Judaism
Many of the protagonists of the city’s cultural life came from the Jewish community, prosperous and numerous in Trieste before the Holocaust. They included Italo Svevo and Umberto Saba, Giorgio Voghera, Giorgio Pressburger and Ferruccio Folkel among the writers, the psychoanalyst Edoardo Weiss, philosophers such as Giorgio Fano, the editors Emilio Treves and Bobi Bazlen, the historian Fabio Cusin, and the scientists Giuseppe Levi and Pierpaolo Luzzatto Fegiz.
Some characteristics of their work are sometimes traced back to the Jewish roots of certain writers, including a tendency towards self-analysis, often resulting in selfcriticism, the consequent interest in psychoanalysis, together with a particularly elevated sensitivity, and even a certain inclination towards pessimism. The cases of Svevo and Saba, although both distant in nature and destiny
from the religions practiced in the family, have often been investigated in this respect.
Islam
Trieste’s position and contacts with the East are perhaps at the origin of the interest of the writers in the Islamic world. For the time and for the political purpose, we do not go back as far as the Letter to Muhammad II that Enea Silvio Piccolomini, Pope Pius II (formerly Bishop of Trieste), wrote to the sultan in 1461 inviting him to conversion, but we can certainly evoke the many pages that Richard F. Burton dedicates to Sufism, a moderate and philosophical current of Islam, in the verses of Kasidah.
The novel Alamut by Vladimir Bartol was centered on the doctrine of the Ismailis, the sub-sect of Shia Islam within which a cult of assassins flourished, who again in the collection of short stories Al-araf – taking its name from the seventh sura of the Koran – showed his interest in Islamic doctrine. The meeting and clash between Islam and Christianity was central to The Bridge on the Drina and many other works by Ivo Andrić.
Christianity
Spirituality often permeates the pages of avowedly Catholic authors or those who have chosen a Christian religious theme. In Ulysses, the Irishman James Joyce, openly rebellious towards established religion, lays out a comparison between the tolerance of the Jew, Bloom, and the intolerance of his fellow Catholic citizens.
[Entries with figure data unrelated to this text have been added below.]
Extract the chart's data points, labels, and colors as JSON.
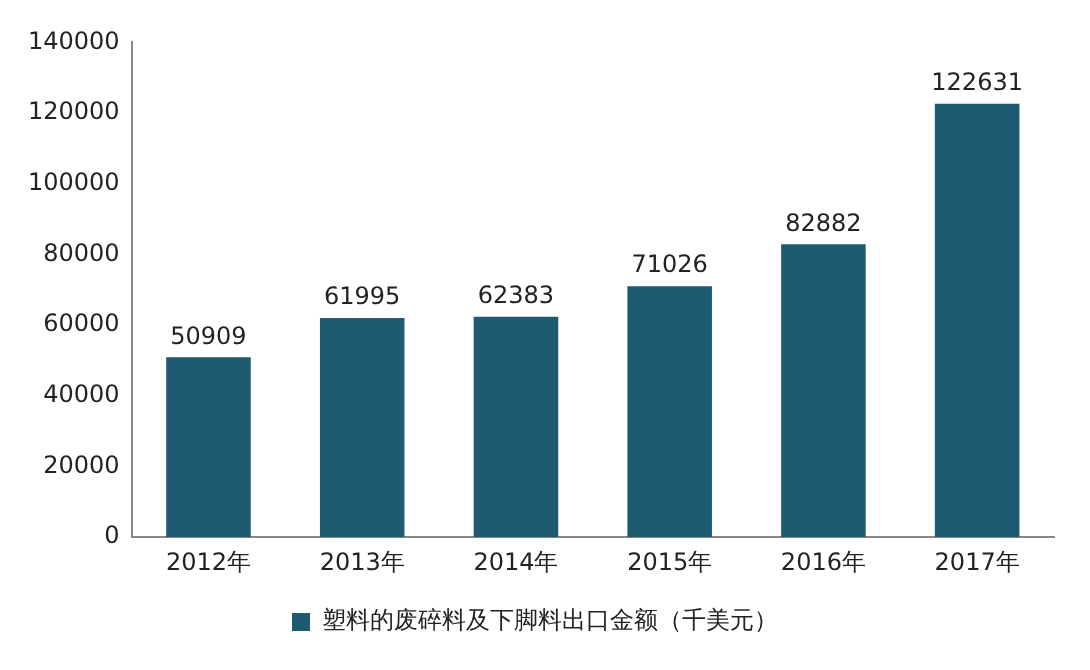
{
  "chart_data": {
    "type": "bar",
    "categories": [
      "2012年",
      "2013年",
      "2014年",
      "2015年",
      "2016年",
      "2017年"
    ],
    "series": [
      {
        "name": "塑料的废碎料及下脚料出口金额（千美元）",
        "color": "#1f5a73",
        "values": [
          50909,
          61995,
          62383,
          71026,
          82882,
          122631
        ]
      }
    ],
    "ylim": [
      0,
      140000
    ],
    "yticks": [
      0,
      20000,
      40000,
      60000,
      80000,
      100000,
      120000,
      140000
    ],
    "grid": false,
    "legend": "bottom",
    "data_labels": true
  }
}
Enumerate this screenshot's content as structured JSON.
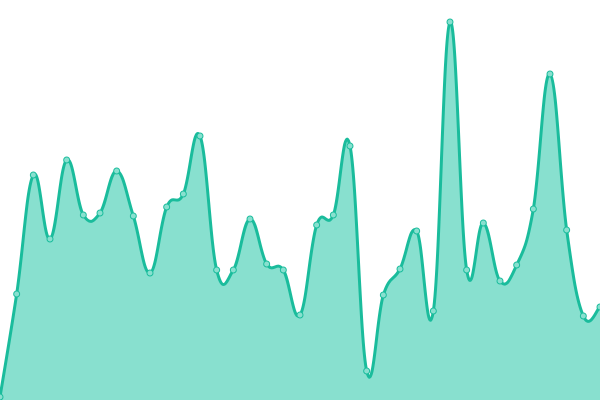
{
  "chart_data": {
    "type": "area",
    "title": "",
    "xlabel": "",
    "ylabel": "",
    "grid": false,
    "legend": "none",
    "smooth": true,
    "ylim": [
      0,
      400
    ],
    "x": [
      0,
      1,
      2,
      3,
      4,
      5,
      6,
      7,
      8,
      9,
      10,
      11,
      12,
      13,
      14,
      15,
      16,
      17,
      18,
      19,
      20,
      21,
      22,
      23,
      24,
      25,
      26,
      27,
      28,
      29,
      30,
      31,
      32,
      33,
      34,
      35,
      36
    ],
    "series": [
      {
        "values": [
          3,
          106,
          225,
          161,
          240,
          185,
          187,
          229,
          184,
          127,
          193,
          206,
          264,
          130,
          130,
          181,
          136,
          130,
          85,
          175,
          185,
          254,
          29,
          105,
          131,
          169,
          89,
          378,
          130,
          177,
          119,
          135,
          191,
          326,
          170,
          84,
          93
        ],
        "line_color": "#1abc9c",
        "fill_color": "#88e0cf",
        "marker_color": "#88e0cf"
      }
    ]
  }
}
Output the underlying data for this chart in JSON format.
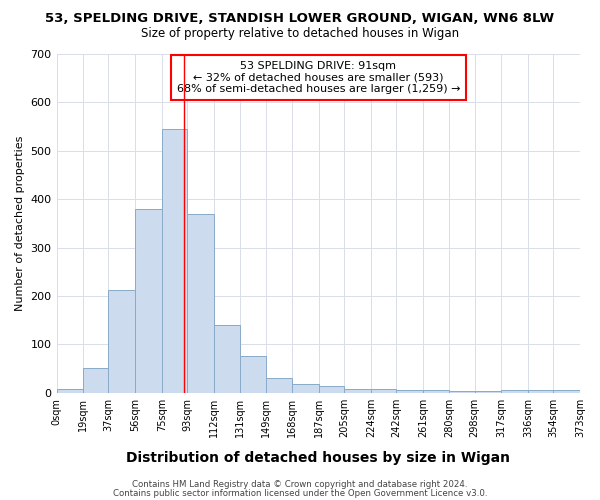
{
  "title": "53, SPELDING DRIVE, STANDISH LOWER GROUND, WIGAN, WN6 8LW",
  "subtitle": "Size of property relative to detached houses in Wigan",
  "xlabel": "Distribution of detached houses by size in Wigan",
  "ylabel": "Number of detached properties",
  "bin_edges": [
    0,
    19,
    37,
    56,
    75,
    93,
    112,
    131,
    149,
    168,
    187,
    205,
    224,
    242,
    261,
    280,
    298,
    317,
    336,
    354,
    373
  ],
  "bar_heights": [
    7,
    52,
    212,
    380,
    545,
    370,
    140,
    76,
    31,
    19,
    14,
    9,
    9,
    6,
    5,
    3,
    3,
    5,
    5,
    5
  ],
  "bar_color": "#ccdcee",
  "bar_edge_color": "#88aac8",
  "property_line_x": 91,
  "property_line_color": "red",
  "annotation_title": "53 SPELDING DRIVE: 91sqm",
  "annotation_line1": "← 32% of detached houses are smaller (593)",
  "annotation_line2": "68% of semi-detached houses are larger (1,259) →",
  "tick_labels": [
    "0sqm",
    "19sqm",
    "37sqm",
    "56sqm",
    "75sqm",
    "93sqm",
    "112sqm",
    "131sqm",
    "149sqm",
    "168sqm",
    "187sqm",
    "205sqm",
    "224sqm",
    "242sqm",
    "261sqm",
    "280sqm",
    "298sqm",
    "317sqm",
    "336sqm",
    "354sqm",
    "373sqm"
  ],
  "ylim": [
    0,
    700
  ],
  "yticks": [
    0,
    100,
    200,
    300,
    400,
    500,
    600,
    700
  ],
  "footnote1": "Contains HM Land Registry data © Crown copyright and database right 2024.",
  "footnote2": "Contains public sector information licensed under the Open Government Licence v3.0.",
  "background_color": "#ffffff",
  "grid_color": "#d8dde8"
}
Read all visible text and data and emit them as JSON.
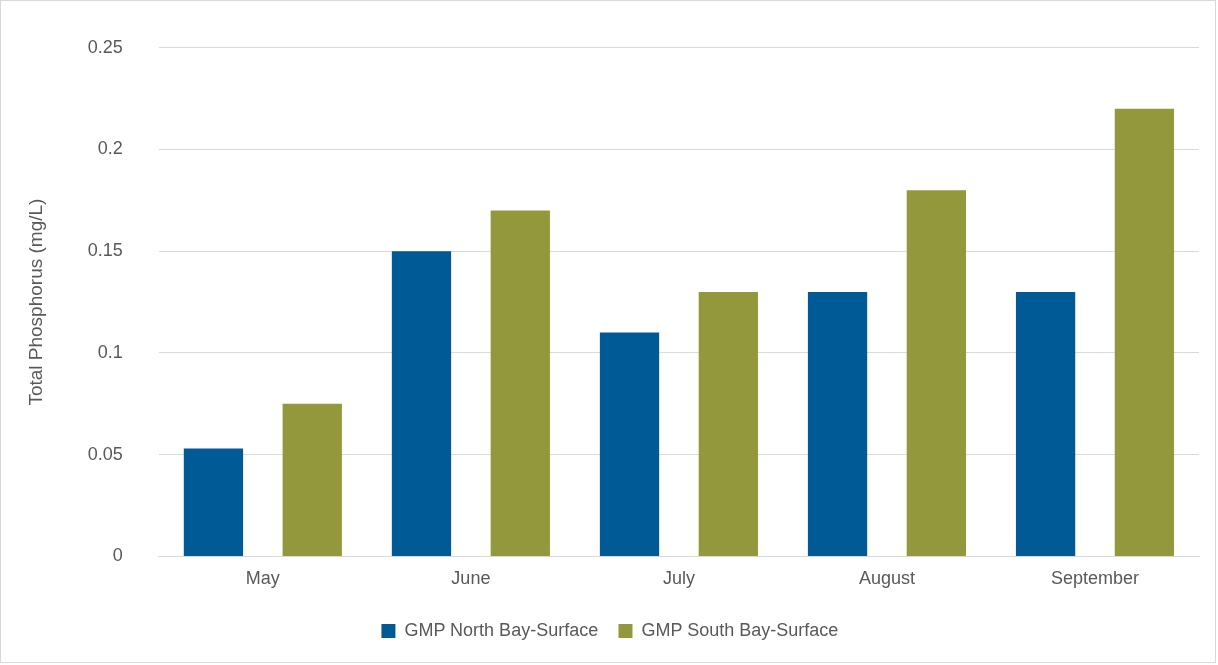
{
  "chart_data": {
    "type": "bar",
    "ylabel": "Total Phosphorus (mg/L)",
    "categories": [
      "May",
      "June",
      "July",
      "August",
      "September"
    ],
    "series": [
      {
        "name": "GMP North Bay-Surface",
        "color": "#005a96",
        "values": [
          0.053,
          0.15,
          0.11,
          0.13,
          0.13
        ]
      },
      {
        "name": "GMP South Bay-Surface",
        "color": "#92983b",
        "values": [
          0.075,
          0.17,
          0.13,
          0.18,
          0.22
        ]
      }
    ],
    "ylim": [
      0,
      0.25
    ],
    "yticks": [
      0,
      0.05,
      0.1,
      0.15,
      0.2,
      0.25
    ],
    "grid": "y",
    "legend": "bottom"
  }
}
Freedom of thought does not undermine the backdrop of faith in many of the Slovenian authors including Kosovel, Pahor and Rebula.
Like Bartol’s Alamut, Rebula’s V Sibilinem vetru (“In the Sibyl’s Wind”) examines the issues of religious tolerance in distant times (the second century AD of the philosopher emperor Marcus Aurelius) to talk about the present with particular reference to the condition of Slovenia under Yugoslavia, as does Fulvio Tomizza in his Il male viene dal Nord, centered on the life of the bishop of Koper, later a Protestant reformer, Pier Paolo Vergerio the Younger.
Another religiosity
Beyond traditional beliefs and spiritual currents, many writers experienced a painful and ambivalent relationship with the divine. Joyce broke with the faith of his childhood but retained a strong fascination for the liturgies and in Trieste, during Easter, he was a congregant in the Greek Orthodox church. Svevo calmly professed to be an atheist but studied Judaism, read the Lives of Jesus by Renan and Strauss was curious about the Christian radicalism of Tolstoy.
Saba’s relationship with religion was painful and ambiguous as he felt “the two races in ancient combat” – that of his mother’s Judaism and his father’s Catholicism (and that of his beloved Slovenian nurse) fighting within himself, to the point of considering conversion and to reciting the Our Father on the tomb of his dearly loved Lina. A “natural” and syncretistic religious feeling emerges, however, with different nuances in the poetics of Slataper and Daubler. And Susanna Tamaro describes her faith like this: “I am Catholic but super secular and I hate good intentions.”